Il Coronavirus ci ha messo di fronte a un grande tema: quello della gestione di un nuovo tempo (il nostro, ovviamente), del tutto diverso rispetto al passato.

Possiamo schematicamente dividere la nostra vita 2020-2021 come segue:

  • vita normale senza restrizioni
  • vita totalmente occupata dalle restrizioni con chiusura scuole, fabbriche, ecc. e famiglie in casa
  • ripresa parziale delle attività con scuole chiuse

Con un Paese impegnato a capire, poi ricostruire, poi gestire, poi allontanare, poi ripensare il prossimo futuro, una variabile, in tutte queste fasi, è rimasta costante: il ruolo della donna.

In mesi caratterizzati da un forte senso dell’etica, sempre più forte e palese, in tutte le categorie sociali e professionali, le donne hanno saputo non solo resistere, ma reinventarsi anche tutti i ruoli nei quali sono impegnate. Con uno spirito del dono totale e assoluto, che porta anche al sacrificio relativo alla carriera o alla professione.

È molto semplice e di fronte agli occhi di tutti: chi terrà i figli costretti a casa da qui a settembre? Chi dovrà rimanere a casa fisicamente? Chi dovrà comunque gestire la propria azienda attraverso il lavoro agile, posto che ciò sia possibile?

Abbiamo studiato tantissimi modi per comunicare a distanza, ma non abbiamo ancora trovato supplenti robot che, in presenza, gestiscano gli affetti familiari per davvero.

Né abbiamo ancora gli strumenti di taglio psicologico per capire come una vita trascorsa sempre tra le quattro mura domestiche possa condizionare e modificare le nostre relazioni e il nostro modo di vedere il mondo nel profondo.

Nonostante questi ritardi e queste difficoltà, questa incapacità di leggere il futuro prossimo, la donna continua a mantenere le posizioni e a gestire l’immenso patrimonio della “cura dell’altro”.

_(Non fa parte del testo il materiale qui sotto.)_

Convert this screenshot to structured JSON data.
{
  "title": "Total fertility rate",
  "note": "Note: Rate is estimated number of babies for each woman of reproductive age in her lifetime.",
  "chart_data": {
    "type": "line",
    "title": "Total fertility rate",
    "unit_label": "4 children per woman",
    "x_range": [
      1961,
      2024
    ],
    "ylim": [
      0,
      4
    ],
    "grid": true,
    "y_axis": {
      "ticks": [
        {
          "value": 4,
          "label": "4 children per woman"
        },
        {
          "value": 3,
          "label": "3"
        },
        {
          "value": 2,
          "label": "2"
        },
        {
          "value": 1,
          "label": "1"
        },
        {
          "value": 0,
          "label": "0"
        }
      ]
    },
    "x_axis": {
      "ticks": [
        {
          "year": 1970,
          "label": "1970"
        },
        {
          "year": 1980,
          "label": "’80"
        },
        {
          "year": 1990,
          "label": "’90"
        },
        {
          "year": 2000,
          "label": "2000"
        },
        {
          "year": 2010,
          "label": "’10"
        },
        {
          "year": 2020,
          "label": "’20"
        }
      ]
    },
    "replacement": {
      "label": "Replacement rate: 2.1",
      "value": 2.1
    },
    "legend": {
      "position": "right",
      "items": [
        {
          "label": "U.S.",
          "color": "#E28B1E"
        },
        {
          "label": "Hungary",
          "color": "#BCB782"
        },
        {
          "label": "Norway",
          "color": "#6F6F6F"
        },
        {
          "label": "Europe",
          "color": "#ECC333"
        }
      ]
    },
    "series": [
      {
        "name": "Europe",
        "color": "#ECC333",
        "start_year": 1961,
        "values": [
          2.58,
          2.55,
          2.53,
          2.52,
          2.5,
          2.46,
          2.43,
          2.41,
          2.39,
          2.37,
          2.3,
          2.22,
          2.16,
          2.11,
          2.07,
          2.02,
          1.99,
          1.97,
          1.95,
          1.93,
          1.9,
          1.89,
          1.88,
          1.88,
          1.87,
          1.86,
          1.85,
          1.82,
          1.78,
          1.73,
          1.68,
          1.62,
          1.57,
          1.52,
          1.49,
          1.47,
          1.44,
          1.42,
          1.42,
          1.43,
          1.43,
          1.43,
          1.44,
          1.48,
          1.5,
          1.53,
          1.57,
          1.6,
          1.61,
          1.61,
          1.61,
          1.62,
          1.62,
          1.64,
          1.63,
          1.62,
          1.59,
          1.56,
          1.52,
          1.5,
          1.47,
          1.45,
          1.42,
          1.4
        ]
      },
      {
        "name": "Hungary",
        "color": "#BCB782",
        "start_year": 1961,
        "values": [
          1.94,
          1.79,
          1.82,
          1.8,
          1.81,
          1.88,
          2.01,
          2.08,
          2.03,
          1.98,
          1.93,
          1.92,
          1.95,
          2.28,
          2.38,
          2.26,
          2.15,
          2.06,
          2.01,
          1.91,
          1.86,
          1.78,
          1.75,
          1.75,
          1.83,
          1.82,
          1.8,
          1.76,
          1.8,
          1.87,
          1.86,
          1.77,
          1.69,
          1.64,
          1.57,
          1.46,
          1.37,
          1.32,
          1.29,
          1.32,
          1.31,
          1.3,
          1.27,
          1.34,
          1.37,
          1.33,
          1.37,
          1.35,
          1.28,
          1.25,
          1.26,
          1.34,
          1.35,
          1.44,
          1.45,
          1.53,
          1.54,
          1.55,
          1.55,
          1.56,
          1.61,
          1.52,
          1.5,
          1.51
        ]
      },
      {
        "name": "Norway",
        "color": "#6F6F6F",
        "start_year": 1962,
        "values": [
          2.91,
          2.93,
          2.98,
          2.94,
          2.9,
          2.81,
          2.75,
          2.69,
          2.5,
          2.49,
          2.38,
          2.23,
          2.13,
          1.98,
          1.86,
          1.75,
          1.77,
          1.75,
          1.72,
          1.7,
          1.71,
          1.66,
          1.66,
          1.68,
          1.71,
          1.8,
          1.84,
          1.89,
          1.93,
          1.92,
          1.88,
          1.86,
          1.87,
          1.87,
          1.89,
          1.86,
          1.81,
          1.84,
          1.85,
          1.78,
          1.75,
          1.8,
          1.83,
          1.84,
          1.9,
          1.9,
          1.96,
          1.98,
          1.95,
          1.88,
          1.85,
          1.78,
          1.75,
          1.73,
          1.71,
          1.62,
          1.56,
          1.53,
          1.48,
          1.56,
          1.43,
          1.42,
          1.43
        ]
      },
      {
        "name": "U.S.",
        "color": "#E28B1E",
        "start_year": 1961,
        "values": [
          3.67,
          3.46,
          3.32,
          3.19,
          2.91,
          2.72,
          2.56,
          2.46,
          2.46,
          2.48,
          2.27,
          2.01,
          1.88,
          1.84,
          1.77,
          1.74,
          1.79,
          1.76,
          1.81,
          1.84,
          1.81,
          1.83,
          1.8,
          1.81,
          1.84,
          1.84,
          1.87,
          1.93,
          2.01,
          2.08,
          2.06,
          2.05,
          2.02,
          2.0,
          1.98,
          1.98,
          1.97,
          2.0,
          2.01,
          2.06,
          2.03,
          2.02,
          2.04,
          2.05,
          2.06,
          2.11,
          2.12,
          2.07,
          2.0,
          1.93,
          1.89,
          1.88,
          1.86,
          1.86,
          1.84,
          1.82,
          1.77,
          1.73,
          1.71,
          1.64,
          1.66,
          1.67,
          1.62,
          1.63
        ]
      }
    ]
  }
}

Con quali attese, preoccupazioni, desideri di innovare? Nessuno lo sa, perché nessuno lo chiede, essendo il periodo troppo congestionato e con troppe vite da salvare e preservare.

Questo non vuole essere un j’accuse (impossibile accusare un virus), ma un ringraziamento a chi silenziosamente continua a mettere in campo le proprie competenze, di qualunque genere esse siano, da quelle di base, a quelle tecnico professionali, a quelle trasversali e innate. Cos’è il dono? Proprio questo. Non solo la capacità di sapere come gestire al meglio il proprio tempo, ma anche l’innato desiderio di fare bene e del bene, senza aspettarsi niente in cambio, solo perché così deve essere fatto.

Le tante task force che a tutti i livelli stanno ragionando sull’Italia post-Coronavirus tengano conto di questa capacità, di questo valore attribuibile al genere femminile. Le donne, infatti, sanno guardare più lontano, sanno costruire ponti e relazioni, sanno lavorare in team senza pensare solo al successo personale. Hanno una prospettiva di ragionamento più ampia, che ingloba tutti i fattori in gioco,  hanno uno stile di leadership circolare, senza cesure, sono più adatte a gestire situazione non prevedibili (e noi sappiamo che i sistemi sociali, in quanti “ aperti” sono proprio sottoposti a un alto tasso di imprevedibilità). Sono complementari agli uomini: per risolvere i problemi complessi che ci riguardano oggi il loro contributo è essenziale almeno tanto quanto quello degli uomini.

Le donne, infine, guardano sempre all’innovazione come strumento per migliorare la vita delle persone. Ancora una volta si ritroveranno a dover scegliere tra curare la famiglia e seguire la propria azienda (specie se PMI)? Ci auguriamo proprio di no.  Intanto noi diciamo grazie. A tutte.